Serial Saturday Updates
So I’m sick again, which is awesome. Not sure what I’ve got, except that it comes with aching muscles and joints, a fever and all the fun swimmy vertigo that comes with fevers, and a sore throat and swollen tonsils. Needless to say, not a lot of writing got done this week. I tried. I really did. One day, I swear I wrote for eight hours straight and was actually feeling pretty good about myself until I scrolled back to get a word count and realized I had not even written one entire page. Most of a page, but not quite. Eight hours. I don’t…even know how that can happen. Also, when I tried to read the not-quite-a-full-page I had written the next day, I discovered it was gibberish. Not just a rough draft, or even a bad rough draft, but complete word salad. Some of my character’s names were in there and they did things like talk and move around, but it was…it was almost like botnik had tried to write a page for me. I’ll be honest with ya’ll, I’m not 100% sure I’m writing this legibly right now. I’m taking it on faith that the chapter I’m uploading tonight is in readable condition, since I wrote and edited it before I got sick. I tried to go over it and make sure, but I couldn’t make anything make enough sense long enough to be sure. You’ll have to let me know how I did. In the meantime, I think I’ll just drag myself to bed and sleep until thorns cover the house and the local fairies start sending random princes in to sexually harass me.
But you know the drill by now! You can find the new chapter of Everything Is All Right, Part IV: New Faces, Old Bones over at fanfiction.net or archiveofourown.org! Hope you’re all healthy and happy out there, and to all my American friends, hope you had a fun and safe Fourth of July!
[image error]
After all the suck that had already been packed into the day, Ana finally got a little bit of the good kind of luck. On only her third call, she found someone who had what she needed and would meet with her at eight o’clock on a Saturday night in the Walmart parking lot in Hurricane. He sounded understandably wary about the whole arrangement, although the prospect of cash in hand softened him up some, especially since she didn’t try to dicker him down on the price, and she bluntly told him she’d meet him in front of the police station if he’d rather have a big cash exchange there. He agreed that probably wouldn’t be smart and said he’d see her soon.

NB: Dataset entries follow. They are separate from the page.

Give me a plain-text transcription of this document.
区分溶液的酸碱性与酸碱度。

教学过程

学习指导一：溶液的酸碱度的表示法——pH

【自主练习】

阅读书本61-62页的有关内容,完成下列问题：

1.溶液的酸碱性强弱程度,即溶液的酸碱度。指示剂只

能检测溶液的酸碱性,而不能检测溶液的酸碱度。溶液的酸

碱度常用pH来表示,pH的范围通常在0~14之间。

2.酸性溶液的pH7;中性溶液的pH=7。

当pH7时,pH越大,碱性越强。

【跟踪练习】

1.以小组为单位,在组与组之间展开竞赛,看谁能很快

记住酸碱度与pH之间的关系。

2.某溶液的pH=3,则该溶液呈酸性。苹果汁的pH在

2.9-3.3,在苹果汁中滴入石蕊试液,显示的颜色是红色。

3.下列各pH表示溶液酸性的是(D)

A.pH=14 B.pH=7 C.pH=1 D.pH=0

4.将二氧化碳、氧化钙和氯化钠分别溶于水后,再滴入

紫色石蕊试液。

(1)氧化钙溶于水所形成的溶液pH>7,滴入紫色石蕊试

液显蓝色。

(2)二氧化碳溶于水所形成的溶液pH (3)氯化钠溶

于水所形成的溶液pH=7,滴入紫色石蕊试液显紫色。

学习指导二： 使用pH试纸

Eight o’clock. Ana checked her watch. Plenty of time.
She had been making her calls while walking up Faust’s long driveway, so it wasn’t more than fifteen minutes after arranging the meeting that she arrived at the glass house. More good luck: no cars parked out front, no lights in any of the hundred windows. Ana let herself in and went immediately to the office in the back wing, opening the secret door and then the safe. She took a couple bank-wrapped bundles of hundred-dollar bills and, after a moment wrestling with her bruised conscience, a couple more. Depending on how tonight went, she could either use it to pay Rider back for bail and a lawyer, or apply it to the renovations at Freddy’s. She wasn’t stealing it for herself, so it wasn’t really stealing, except in the legal sense of the word.
Ana closed the safe, closed the secret panel, headed for the door, and was about halfway there when the light snapped on in the hall outside.
For one split-second frozen perfectly in time, Ana looked through the wide-open doorway and down the long hall to Chad at the other end, who was standing with one hand still on the light switch as he faced away into another room, impatiently saying, “It’s back here. Come on, man, this isn’t a sightseeing tour!”
Before he’d finished speaking, Ana had bolted into the shadows, buying herself a few more seconds. Her options were brutally few. If she opened the window, she’d set the alarm off. She had to hide, here, in Faust’s minimalist office. No closet, no cabinet, no handy human-sized trunk. Not even curtains. It was either dive under the desk or behind the door and Chad was already coming, so she picked one, leaping into the little space behind the door right before it swung open, trapping her behind it. All he had to do was shut the door behind him and turn around…but he didn’t.
She stood silent, barely breathing, staring into the paneled inset of the heavy door as Chad turned on the lights and went over to the desk. Someone else was with him.